Erivaldo era um daqueles homens indecifráveis que passavam os dias no adro da aldeia. Havia quem o chamasse maluco, mas aqueles que realmente o conheciam sabiam que a questão não era assim tão linear. Era preciso lidar frequentemente com Erivaldo para conseguir entrar no mundo de Erivaldo. E, ainda assim, alguns recantos permaneciam intocados; puros, até.

Um homem de uma enorme inocência, era por isso provocado pelos chicos-espertos que com ele partilhavam um balcão ou a mesa do café. O tema preferido deles era a “outra ilha”. Sempre que lhe perguntavam o seu histórico de viagens, Erivaldo dizia que já tinha visitado praticamente todas as ilhas, e que só lhe faltava uma.

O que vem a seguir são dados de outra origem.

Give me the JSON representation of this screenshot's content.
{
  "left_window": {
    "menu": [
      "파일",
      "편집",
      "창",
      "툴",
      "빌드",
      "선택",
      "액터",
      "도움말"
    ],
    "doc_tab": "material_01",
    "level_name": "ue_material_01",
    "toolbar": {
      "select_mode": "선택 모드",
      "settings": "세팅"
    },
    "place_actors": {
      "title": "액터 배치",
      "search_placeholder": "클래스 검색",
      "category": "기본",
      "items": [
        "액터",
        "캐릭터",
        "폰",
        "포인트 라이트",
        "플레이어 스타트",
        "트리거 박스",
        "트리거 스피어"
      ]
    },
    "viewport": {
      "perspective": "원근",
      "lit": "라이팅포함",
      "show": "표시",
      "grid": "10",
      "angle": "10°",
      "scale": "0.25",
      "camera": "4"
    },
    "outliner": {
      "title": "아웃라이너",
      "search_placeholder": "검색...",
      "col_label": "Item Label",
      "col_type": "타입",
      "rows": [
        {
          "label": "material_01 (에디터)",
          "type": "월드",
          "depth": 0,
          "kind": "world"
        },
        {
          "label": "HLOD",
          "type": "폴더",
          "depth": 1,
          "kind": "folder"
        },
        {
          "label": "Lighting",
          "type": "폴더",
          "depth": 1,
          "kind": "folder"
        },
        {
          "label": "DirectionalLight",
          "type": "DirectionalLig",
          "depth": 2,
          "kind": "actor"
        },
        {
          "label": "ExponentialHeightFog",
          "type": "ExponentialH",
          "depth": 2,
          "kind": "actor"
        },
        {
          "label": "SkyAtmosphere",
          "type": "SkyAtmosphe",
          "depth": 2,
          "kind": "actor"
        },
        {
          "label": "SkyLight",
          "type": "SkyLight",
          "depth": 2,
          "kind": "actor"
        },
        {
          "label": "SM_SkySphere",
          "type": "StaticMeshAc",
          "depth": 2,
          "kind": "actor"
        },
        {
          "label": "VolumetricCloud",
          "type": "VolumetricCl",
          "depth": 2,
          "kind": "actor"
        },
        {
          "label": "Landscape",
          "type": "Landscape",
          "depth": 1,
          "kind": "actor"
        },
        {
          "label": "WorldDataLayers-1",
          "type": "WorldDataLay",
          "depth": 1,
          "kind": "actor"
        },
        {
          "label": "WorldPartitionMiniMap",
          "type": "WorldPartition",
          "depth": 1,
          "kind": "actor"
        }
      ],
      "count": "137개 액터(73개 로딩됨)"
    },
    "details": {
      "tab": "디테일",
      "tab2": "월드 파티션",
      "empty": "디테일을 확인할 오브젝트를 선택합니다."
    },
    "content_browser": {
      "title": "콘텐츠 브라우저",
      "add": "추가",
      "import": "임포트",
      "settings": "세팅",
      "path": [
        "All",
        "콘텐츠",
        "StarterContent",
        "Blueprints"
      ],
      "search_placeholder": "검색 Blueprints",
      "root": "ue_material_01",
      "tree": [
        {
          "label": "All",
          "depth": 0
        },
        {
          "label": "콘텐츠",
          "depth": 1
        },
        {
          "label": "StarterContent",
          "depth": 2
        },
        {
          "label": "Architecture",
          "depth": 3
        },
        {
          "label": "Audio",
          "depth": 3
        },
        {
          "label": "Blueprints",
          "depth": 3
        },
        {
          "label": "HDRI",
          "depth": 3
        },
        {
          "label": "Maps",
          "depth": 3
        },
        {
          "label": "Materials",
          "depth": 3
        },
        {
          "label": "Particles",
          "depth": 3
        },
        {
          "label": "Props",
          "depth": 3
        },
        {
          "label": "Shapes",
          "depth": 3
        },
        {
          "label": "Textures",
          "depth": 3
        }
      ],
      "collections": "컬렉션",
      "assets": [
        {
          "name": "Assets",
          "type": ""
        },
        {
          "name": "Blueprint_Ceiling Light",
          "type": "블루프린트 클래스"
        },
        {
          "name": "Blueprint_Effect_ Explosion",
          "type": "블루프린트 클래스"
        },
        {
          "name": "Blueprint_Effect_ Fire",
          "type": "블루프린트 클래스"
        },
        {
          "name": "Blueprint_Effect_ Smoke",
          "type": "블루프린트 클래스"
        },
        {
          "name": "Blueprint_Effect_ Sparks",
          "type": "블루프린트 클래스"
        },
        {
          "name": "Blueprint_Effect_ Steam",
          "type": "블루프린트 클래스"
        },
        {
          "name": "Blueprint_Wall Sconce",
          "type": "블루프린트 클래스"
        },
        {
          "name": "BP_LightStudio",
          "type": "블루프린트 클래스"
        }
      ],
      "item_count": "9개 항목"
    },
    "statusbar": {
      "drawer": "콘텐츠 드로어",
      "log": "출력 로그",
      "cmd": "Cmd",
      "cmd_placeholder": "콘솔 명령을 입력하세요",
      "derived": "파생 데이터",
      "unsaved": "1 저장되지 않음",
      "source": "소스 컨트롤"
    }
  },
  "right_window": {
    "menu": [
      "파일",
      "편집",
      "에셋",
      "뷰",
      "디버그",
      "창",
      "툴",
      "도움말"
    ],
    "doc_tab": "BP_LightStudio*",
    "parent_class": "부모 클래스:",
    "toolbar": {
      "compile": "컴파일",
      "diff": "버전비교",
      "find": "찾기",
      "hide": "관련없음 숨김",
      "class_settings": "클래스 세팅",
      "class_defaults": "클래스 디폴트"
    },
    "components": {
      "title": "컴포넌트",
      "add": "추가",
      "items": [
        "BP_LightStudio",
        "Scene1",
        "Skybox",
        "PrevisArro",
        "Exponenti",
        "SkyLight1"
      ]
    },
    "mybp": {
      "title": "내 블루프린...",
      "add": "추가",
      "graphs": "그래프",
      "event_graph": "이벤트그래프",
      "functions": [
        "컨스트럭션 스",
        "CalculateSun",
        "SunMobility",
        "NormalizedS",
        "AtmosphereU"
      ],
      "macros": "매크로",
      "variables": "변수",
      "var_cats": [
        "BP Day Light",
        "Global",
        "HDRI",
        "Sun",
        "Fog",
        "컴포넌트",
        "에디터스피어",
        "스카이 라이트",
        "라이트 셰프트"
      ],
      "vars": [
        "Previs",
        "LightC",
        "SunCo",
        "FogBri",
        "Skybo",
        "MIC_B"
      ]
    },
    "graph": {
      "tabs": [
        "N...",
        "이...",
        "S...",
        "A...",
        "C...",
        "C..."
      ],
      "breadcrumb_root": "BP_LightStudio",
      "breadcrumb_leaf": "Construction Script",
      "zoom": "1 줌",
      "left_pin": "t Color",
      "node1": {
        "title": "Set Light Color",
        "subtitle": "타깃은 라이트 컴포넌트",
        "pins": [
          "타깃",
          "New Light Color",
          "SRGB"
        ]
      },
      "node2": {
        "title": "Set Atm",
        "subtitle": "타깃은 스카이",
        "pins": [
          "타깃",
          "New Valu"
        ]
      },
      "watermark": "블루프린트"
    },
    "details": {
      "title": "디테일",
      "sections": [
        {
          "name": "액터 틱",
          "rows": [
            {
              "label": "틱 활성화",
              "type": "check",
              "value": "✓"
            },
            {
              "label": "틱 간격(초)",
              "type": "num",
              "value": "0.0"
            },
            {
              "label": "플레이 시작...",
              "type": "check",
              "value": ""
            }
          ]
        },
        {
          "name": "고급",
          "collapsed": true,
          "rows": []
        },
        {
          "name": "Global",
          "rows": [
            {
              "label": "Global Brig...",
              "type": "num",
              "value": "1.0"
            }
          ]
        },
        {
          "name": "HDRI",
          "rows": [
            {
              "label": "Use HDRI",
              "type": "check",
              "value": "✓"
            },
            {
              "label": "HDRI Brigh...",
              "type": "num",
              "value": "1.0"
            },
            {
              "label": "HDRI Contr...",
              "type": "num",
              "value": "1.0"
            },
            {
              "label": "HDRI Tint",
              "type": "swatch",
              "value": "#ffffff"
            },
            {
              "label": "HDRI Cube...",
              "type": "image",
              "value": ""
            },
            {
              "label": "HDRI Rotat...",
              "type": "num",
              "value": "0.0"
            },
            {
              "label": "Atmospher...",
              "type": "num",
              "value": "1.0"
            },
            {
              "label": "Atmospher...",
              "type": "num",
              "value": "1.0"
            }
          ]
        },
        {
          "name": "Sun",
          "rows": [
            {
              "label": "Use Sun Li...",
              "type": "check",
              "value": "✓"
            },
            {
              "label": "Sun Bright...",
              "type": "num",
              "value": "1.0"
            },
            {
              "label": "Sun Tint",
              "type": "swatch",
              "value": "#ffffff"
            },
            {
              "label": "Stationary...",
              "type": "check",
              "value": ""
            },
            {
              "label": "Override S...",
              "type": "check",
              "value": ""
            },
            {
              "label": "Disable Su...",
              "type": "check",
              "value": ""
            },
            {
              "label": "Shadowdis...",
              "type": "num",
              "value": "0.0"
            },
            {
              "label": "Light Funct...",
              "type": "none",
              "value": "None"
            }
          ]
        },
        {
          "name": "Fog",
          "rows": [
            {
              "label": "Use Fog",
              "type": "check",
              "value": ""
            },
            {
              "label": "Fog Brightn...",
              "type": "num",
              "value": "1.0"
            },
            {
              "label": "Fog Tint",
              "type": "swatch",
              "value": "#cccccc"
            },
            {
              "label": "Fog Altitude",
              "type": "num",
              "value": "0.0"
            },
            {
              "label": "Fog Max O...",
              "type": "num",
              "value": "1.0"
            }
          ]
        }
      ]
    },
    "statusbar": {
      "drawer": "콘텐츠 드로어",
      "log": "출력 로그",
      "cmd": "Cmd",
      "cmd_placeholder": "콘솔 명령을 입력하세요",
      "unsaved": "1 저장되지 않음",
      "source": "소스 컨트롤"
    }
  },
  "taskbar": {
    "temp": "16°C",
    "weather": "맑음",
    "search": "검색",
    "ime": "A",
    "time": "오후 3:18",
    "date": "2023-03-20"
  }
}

– A Graciosa? – perguntavam alguns.
– As Flores? – arriscavam outros.
– Não. A outra – insistia o homem.

Quando lhe pediam para explicar onde ficava essa tal “outra ilha”, Erivaldo apontava para um espaço incerto no horizonte, onde não se via nada para além de mar.

© César Miguel Cota
© César Miguel Cota

– Não a vêem ali, ao fundo?

E, normalmente, acabava por ali a conversa. Ninguém sabia o que mais dizer. Por muito que tentassem explicar a Erivaldo o mapa exacto do arquipélago, o homem mantinha-se firme na ideia da existência da “outra ilha”. Se calhar tinha sonhado com aquilo, ou talvez tivesse acreditado nos boatos frequentes de uma erupção vulcânica que criaria uma décima porção de terra nos arredores. Fosse qual fosse a razão, ninguém conseguia dissuadir Erivaldo. A “outra ilha” existia, e ele ia visitá-la, eventualmente.
Um dia, olhando para o mar, ao nascer do Sol, algumas pessoas da aldeia viram um vulto a saltar para uma pequena lancha e a zarpar pela linha do horizonte fora. À medida que o veículo rasgava a água salgada e se tornava progressivamente mais difícil de se discernir, chegavam todos à mesma conclusão:

– Só pode ser o Erivaldo!

Não mais na aldeia se ouviram novidades sobre Erivaldo. Foi tido como desaparecido e como morto, como maluco e como herói. Não se sabia se tinha chegado a alcançar a tal “outra ilha”, que só ele via, ou se se tinha perdido no mar. Tudo o que se sabia é que ninguém tinha real conhecimento do seu paradeiro.
Alguns meses depois, uns quantos miúdos que brincavam com pedrinhas à beira-mar encontraram uma garrafa de vidro com um bilhete lá dentro. Ajuizados, acharam melhor levá-la para a aldeia, para que ficasse à conta dos mais velhos.
Praticamente toda a gente leu aquele bilhete. Correu lares e mãos, olhos e mentes. Ninguém conseguia acreditar no seu conteúdo. Numa letra tosca, que muitos reconheceram de imediato, estava lá escrito:

«Estou bem. Cheguei.
Erivaldo»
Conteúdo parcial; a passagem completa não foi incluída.